Another great benefit of this practice is that it is safe for pregnant women. It’s easy to modify and helps bring inner peace to promote a healthy pregnancy. In addition, anyone suffering from injury or illness can still benefit from restorative yoga since it is so gentle on the body.
Restorative Yoga Poses
Reliance on props is essential in restorative yoga, so in your online classes or studio make sure you share a list of what props are needed including the everyday alternatives that your yogis may have with them. The props are helpful in making poses more manageable and more supported. Of course, you can practice restorative yoga without the use of props, but keep in mind your yogis need to be able to hold the poses for a long time, so props can be extremely helpful.
Holding poses are performed at a minimum of five minutes. You can hold poses for longer as long as you are still comfortable while in them. Some people hold restorative yoga poses for up to twenty minutes and even longer.
Some of the more common poses found in restorative yoga include:
- CHILD’S POSE - Child’s pose helps relieve stress and fatigue and stretches out your hips, spine, glutes, shoulder muscles, and hamstrings.
- CORPSE POSE / SAVASANA - The corpse pose, or savasana, is the most deeply relaxed pose, where you lay flat on your back with your arms out to your sides, palms up. It is easy for your students to stay in this pose for longer than five minutes, so you can try and shoot for ten or even fifteen minutes.
- FISH POSE - If you sit a lot during the day, this is a helpful pose to execute in restorative yoga. It helps to elongate your spine, open up your chest and relieve tension in the neck and shoulders.
- LEGS UP THE WALL - This is almost another form of corpse pose, but done up against a wall with your legs straight up. It helps to relieve tired legs, backaches, and stretch hamstrings.
Taking time to include Restorative yoga for your yogis is a huge help for busy lifestyles, with the added advantage of relieving stress-related or mood-altering issues. It’s a more meditative and reflective form of yoga to help you relieve more tension throughout your body.
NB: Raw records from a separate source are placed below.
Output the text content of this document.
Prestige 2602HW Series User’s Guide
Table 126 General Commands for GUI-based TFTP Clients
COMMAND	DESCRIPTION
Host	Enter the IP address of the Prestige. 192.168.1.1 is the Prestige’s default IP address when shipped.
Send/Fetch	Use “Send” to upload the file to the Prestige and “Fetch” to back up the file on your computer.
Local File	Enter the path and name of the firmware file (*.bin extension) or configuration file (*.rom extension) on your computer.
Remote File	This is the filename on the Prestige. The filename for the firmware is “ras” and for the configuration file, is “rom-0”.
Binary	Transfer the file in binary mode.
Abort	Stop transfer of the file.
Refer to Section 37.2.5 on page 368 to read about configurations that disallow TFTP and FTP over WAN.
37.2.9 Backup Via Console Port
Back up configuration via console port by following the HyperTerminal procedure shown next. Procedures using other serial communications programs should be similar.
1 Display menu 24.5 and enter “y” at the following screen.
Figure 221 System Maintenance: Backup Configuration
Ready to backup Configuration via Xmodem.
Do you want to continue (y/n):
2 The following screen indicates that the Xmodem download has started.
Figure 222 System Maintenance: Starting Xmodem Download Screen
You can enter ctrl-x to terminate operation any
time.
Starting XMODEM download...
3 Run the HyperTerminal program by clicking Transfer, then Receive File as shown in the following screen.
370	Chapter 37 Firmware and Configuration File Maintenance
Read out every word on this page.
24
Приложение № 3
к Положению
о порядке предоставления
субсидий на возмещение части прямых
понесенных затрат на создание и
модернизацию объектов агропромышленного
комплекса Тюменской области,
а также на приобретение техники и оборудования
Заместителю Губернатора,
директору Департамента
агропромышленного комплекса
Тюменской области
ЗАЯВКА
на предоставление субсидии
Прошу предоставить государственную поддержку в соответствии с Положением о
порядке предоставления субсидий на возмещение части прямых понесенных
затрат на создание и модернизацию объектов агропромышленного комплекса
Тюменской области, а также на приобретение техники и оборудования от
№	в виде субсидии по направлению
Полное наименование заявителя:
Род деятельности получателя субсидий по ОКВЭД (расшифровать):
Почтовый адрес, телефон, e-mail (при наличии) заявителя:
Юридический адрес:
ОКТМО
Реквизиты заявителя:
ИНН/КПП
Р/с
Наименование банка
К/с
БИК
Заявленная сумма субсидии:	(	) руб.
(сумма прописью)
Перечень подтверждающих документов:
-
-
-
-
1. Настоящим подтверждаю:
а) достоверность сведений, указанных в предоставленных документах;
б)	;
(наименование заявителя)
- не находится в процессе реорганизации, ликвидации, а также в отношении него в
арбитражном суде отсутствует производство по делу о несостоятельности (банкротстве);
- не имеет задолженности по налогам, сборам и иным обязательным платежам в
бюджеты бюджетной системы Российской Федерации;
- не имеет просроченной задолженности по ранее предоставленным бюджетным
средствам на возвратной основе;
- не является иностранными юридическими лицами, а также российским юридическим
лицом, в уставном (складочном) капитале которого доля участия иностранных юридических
Understanding what your students need out of their yoga class helps you provide better guidance and direction more effectively. For example, suppose you have a lot of yogis with jobs where they sit frequently or experience chronic back pain or headaches. In that case, you can consider adding a restorative yoga class to help them soften and relax their muscles and improve their capacity to heal, rather than feel they have to work in an advanced class to develop their flexibility.